The most interesting tidbit in this mess comes from the Tar Heels' former academic coordinator, Cynthia Reynolds, who says she started hearing whispers about Wiley in May 2009.

She told The Charlotte Observer and Raleigh News Observer that she thought Wiley had crossed a line, but she was afraid to alert coach Butch Davis to the potential NCAA violation. Why? Because Wiley was also mentoring his son, Drew, as well as driving him around town, and she thought Wiley had become close to his family.

"In my opinion, if I had gone to Coach Davis, my job would have been on the line," Reynolds told the newspapers. As it turns out, she lost her job anyway last summer, and she's filed a federal claim against the school for age discrimination.

So far, 14 UNC players have missed at least one game as a result of the ongoing NCAA probe.


Grady Sizemore computer hacker gives cops tips

Give Leah Ayers credit. At least she's a helpful (alleged) computer hacker.

The 19-year-old student from Minnesota's St. Cloud State University came to the attention of police this spring after Los Angeles investigators started looking into the bizarre break-in of a computer belonging to Playboy Playmate Brittany Binger. The hacker stole cell phone photos that Binger stored of her boyfriend, Indians CF Grady Sizemore. Several of the ones of him nearly naked ended up all over the web, and Sizemore had to threaten legal action to get sites to stop posting them.

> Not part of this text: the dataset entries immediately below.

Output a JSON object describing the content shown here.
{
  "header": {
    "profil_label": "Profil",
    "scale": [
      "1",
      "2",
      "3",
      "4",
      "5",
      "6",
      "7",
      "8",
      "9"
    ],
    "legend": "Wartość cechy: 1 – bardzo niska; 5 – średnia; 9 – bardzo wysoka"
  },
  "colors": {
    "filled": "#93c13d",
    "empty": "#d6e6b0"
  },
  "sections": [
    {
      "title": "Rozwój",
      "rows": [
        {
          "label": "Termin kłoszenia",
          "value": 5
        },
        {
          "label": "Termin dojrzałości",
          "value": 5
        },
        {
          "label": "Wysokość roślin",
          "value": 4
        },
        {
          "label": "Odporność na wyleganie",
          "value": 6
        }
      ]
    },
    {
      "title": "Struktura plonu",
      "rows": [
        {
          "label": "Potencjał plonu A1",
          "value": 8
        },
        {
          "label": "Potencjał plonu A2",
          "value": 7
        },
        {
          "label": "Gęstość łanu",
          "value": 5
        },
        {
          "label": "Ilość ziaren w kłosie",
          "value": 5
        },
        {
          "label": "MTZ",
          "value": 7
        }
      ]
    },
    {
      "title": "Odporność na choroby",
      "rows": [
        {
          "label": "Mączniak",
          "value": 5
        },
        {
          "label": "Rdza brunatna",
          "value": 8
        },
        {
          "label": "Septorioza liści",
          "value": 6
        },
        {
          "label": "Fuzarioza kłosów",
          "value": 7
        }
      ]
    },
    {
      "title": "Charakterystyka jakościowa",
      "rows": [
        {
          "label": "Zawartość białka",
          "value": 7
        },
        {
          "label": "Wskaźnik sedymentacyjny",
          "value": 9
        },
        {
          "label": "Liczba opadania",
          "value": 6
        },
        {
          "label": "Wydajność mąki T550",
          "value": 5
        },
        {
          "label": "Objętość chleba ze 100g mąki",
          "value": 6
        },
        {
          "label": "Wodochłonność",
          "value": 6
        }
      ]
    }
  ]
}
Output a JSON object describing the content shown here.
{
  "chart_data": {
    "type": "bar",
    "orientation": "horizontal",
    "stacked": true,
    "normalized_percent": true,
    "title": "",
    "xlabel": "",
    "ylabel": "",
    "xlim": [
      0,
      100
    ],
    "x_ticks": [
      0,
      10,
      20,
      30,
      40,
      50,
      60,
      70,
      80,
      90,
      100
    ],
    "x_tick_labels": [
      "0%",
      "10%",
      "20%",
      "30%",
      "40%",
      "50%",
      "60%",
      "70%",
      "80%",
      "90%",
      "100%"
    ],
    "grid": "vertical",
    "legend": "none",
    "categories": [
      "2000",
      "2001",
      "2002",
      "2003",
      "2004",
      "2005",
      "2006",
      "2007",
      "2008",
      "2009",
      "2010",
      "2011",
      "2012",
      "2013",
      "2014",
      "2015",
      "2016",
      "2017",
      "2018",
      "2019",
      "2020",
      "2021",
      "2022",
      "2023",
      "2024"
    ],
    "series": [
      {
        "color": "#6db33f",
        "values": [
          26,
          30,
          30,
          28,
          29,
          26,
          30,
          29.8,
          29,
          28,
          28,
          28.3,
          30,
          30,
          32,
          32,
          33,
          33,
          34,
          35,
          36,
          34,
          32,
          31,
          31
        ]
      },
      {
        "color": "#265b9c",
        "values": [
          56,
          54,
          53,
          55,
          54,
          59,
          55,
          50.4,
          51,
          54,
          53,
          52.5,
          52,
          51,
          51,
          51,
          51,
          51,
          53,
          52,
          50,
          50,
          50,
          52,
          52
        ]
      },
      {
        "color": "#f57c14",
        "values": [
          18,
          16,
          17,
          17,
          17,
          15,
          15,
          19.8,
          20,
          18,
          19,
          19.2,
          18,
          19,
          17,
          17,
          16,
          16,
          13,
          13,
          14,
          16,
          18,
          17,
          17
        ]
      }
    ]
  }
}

According to this search warrant affidavit, which was unsealed in Minnesota's Dakota County Court this week, Ayers broke into Binger's Facebook, Twitter and MySpace accounts on six occasions in August 2009. But she wasn't quite as smart a hacker as she thought. When Binger reported the crime, the L.A. cops were able to do a reverse trace and follow the hacker's electronic fingerprints back to an IP account registered to Ayers' father.

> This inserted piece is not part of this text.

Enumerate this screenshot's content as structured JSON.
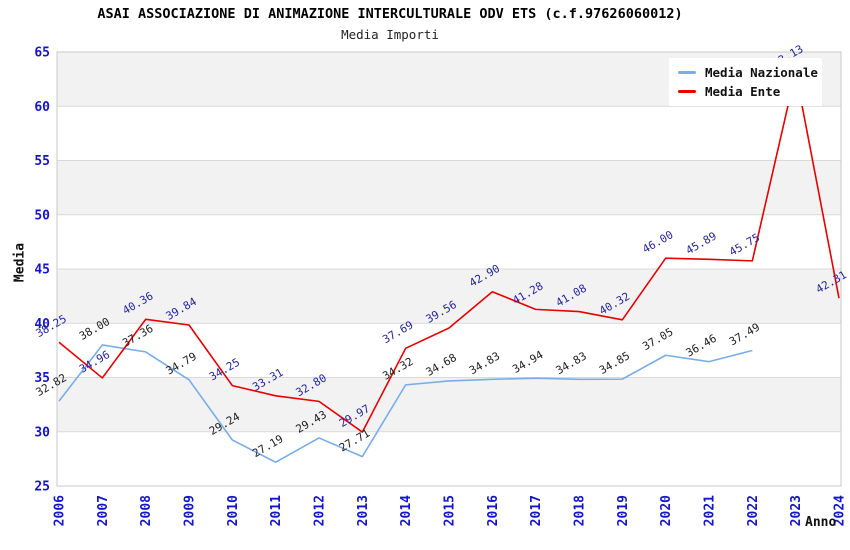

When police arrived at the Apple Valley, Minn., address listed on the account, Ayers professed her innocence. But she also gave the cops a startling hacking tip:

"Ms. Ayers stated that Yahoo.com uses security questions to change passwords and one of the questions the site uses is knowing where a person's father was born." As it turned out, Binger's father's birthplace was mentioned on her Facebook page.

This complaint filed in Dakota County District Court on Nov. 9 charges Ayers with two counts of unauthorized computer access. Prosecutors haven't provided a motive for why she allegedly picked Binger, but maybe she'll explain when she arrives in court for a hearing later this month.